Insider Spotlight
The central bank said it is applying the Anti Financial Account Scamming Act (RA 12010), which took effect in June, to track potential “money muling” — the use of bank accounts to move or conceal criminal proceeds.
“The BSP is using AFASA for the first time to join and assist other agencies in investigating and prosecuting the persons alleged to be involved in these crimes,” BSP general counsel Roberto Figueroa said. “We are also keen to leverage this authority to uphold the integrity of our financial system against criminal actors”.
Why it matters
Unlike earlier investigations constrained by the country’s bank secrecy laws, AFASA grants the BSP direct authority to scrutinize accounts linked to suspected financial crimes. The law removes deposit secrecy and data privacy protections for accounts under investigation, giving regulators sharper tools to trace corruption funds.
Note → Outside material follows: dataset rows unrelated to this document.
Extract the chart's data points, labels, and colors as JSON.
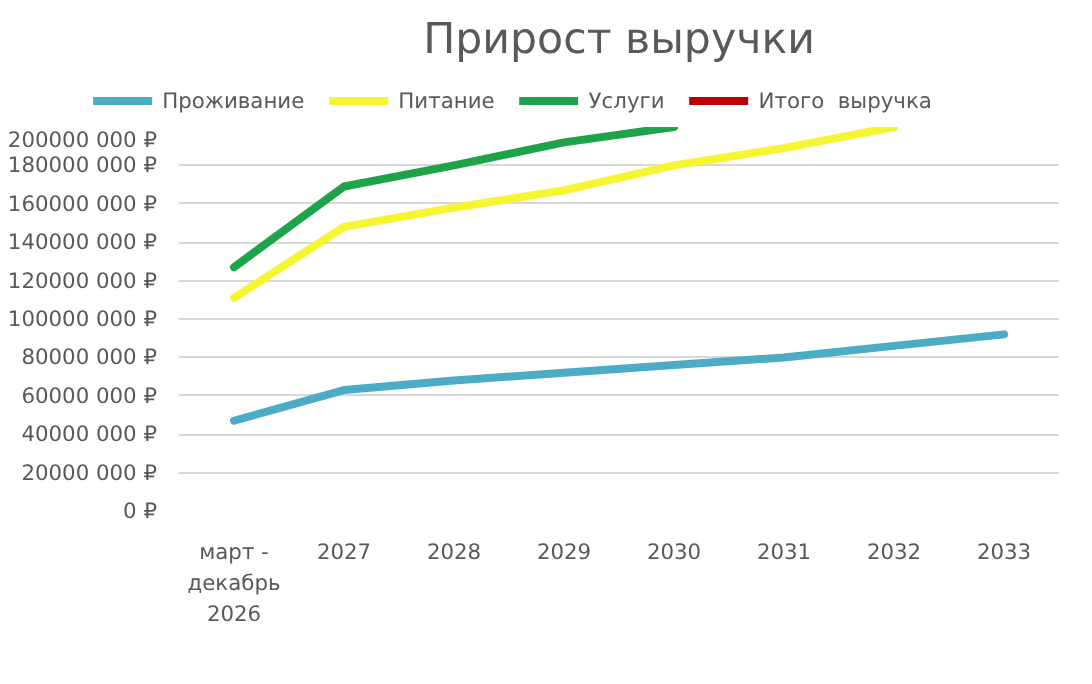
{
  "chart_data": {
    "type": "line",
    "title": "Прирост выручки",
    "categories": [
      "март -\nдекабрь\n2026",
      "2027",
      "2028",
      "2029",
      "2030",
      "2031",
      "2032",
      "2033"
    ],
    "series": [
      {
        "name": "Проживание",
        "color": "#4bacc6",
        "values": [
          47000000,
          63000000,
          68000000,
          72000000,
          76000000,
          80000000,
          86000000,
          92000000
        ]
      },
      {
        "name": "Питание",
        "color": "#f5f531",
        "values": [
          111000000,
          148000000,
          158000000,
          167000000,
          180000000,
          189000000,
          200000000,
          null
        ]
      },
      {
        "name": "Услуги",
        "color": "#1fa34a",
        "values": [
          127000000,
          169000000,
          180000000,
          192000000,
          200000000,
          null,
          null,
          null
        ]
      },
      {
        "name": "Итого  выручка",
        "color": "#c00000",
        "values": [
          null,
          null,
          null,
          null,
          null,
          null,
          null,
          null
        ]
      }
    ],
    "ylim": [
      0,
      200000000
    ],
    "yticks": [
      {
        "value": 0,
        "label": "0 ₽"
      },
      {
        "value": 20000000,
        "label": "20000 000 ₽"
      },
      {
        "value": 40000000,
        "label": "40000 000 ₽"
      },
      {
        "value": 60000000,
        "label": "60000 000 ₽"
      },
      {
        "value": 80000000,
        "label": "80000 000 ₽"
      },
      {
        "value": 100000000,
        "label": "100000 000 ₽"
      },
      {
        "value": 120000000,
        "label": "120000 000 ₽"
      },
      {
        "value": 140000000,
        "label": "140000 000 ₽"
      },
      {
        "value": 160000000,
        "label": "160000 000 ₽"
      },
      {
        "value": 180000000,
        "label": "180000 000 ₽"
      },
      {
        "value": 200000000,
        "label": "200000 000 ₽"
      }
    ],
    "grid": "y",
    "legend": "top",
    "line_style": "solid",
    "marker": "none"
  }
}
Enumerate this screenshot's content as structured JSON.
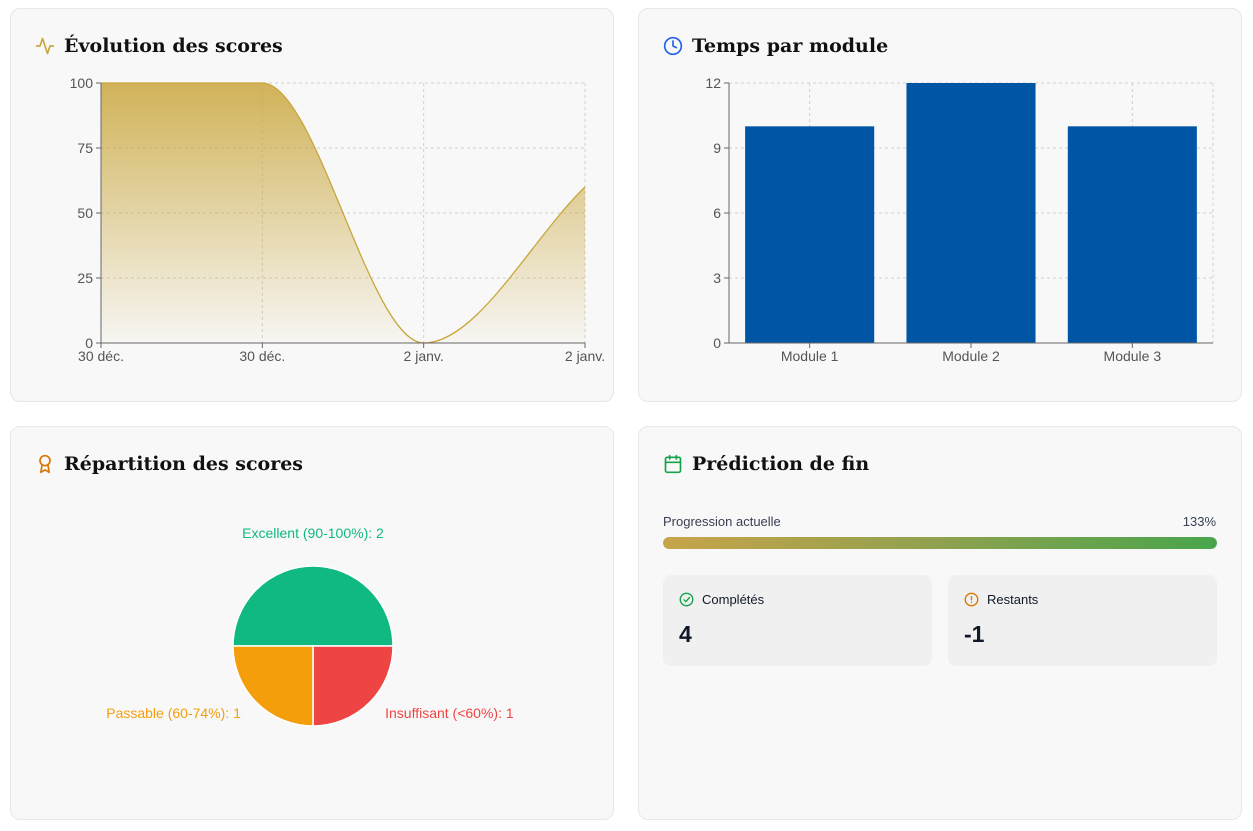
{
  "cards": {
    "score_evolution": {
      "title": "Évolution des scores",
      "icon": "activity-icon",
      "accent": "#c9a63c",
      "chart_data": {
        "type": "area",
        "x_labels": [
          "30 déc.",
          "30 déc.",
          "2 janv.",
          "2 janv."
        ],
        "values": [
          100,
          100,
          0,
          60
        ],
        "ylim": [
          0,
          100
        ],
        "yticks": [
          0,
          25,
          50,
          75,
          100
        ],
        "grid": true,
        "title": "",
        "xlabel": "",
        "ylabel": ""
      }
    },
    "time_per_module": {
      "title": "Temps par module",
      "icon": "clock-icon",
      "accent": "#0055a5",
      "chart_data": {
        "type": "bar",
        "categories": [
          "Module 1",
          "Module 2",
          "Module 3"
        ],
        "values": [
          10,
          12,
          10
        ],
        "ylim": [
          0,
          12
        ],
        "yticks": [
          0,
          3,
          6,
          9,
          12
        ],
        "grid": true,
        "title": "",
        "xlabel": "",
        "ylabel": ""
      }
    },
    "score_distribution": {
      "title": "Répartition des scores",
      "icon": "award-icon",
      "chart_data": {
        "type": "pie",
        "slices": [
          {
            "label": "Excellent (90-100%): 2",
            "value": 2,
            "color": "#10b981"
          },
          {
            "label": "Insuffisant (<60%): 1",
            "value": 1,
            "color": "#ef4444"
          },
          {
            "label": "Passable (60-74%): 1",
            "value": 1,
            "color": "#f59e0b"
          }
        ]
      }
    },
    "completion_prediction": {
      "title": "Prédiction de fin",
      "icon": "calendar-icon",
      "progress_label": "Progression actuelle",
      "progress_value": "133%",
      "progress_fraction": 1.0,
      "completed": {
        "label": "Complétés",
        "value": "4",
        "icon": "check-circle-icon"
      },
      "remaining": {
        "label": "Restants",
        "value": "-1",
        "icon": "alert-circle-icon"
      }
    }
  }
}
This precedent sets the stage for broader use of AFASA in corruption, smuggling, and cyber-fraud cases, signaling tougher financial oversight than previous administrations could attempt.
What’s new
The big picture
The BSP action comes on top of a Court of Appeals' freeze order on implicated accounts sought by the Anti-Money Laundering Council. The combination of AFASA and AMLC measures creates a two-pronged clampdown on illicit funds.
For financial institutions, the case is a warning: regulatory shields around client secrecy now have sharper exceptions, and compliance will increasingly require proactive enforcement against suspicious accounts.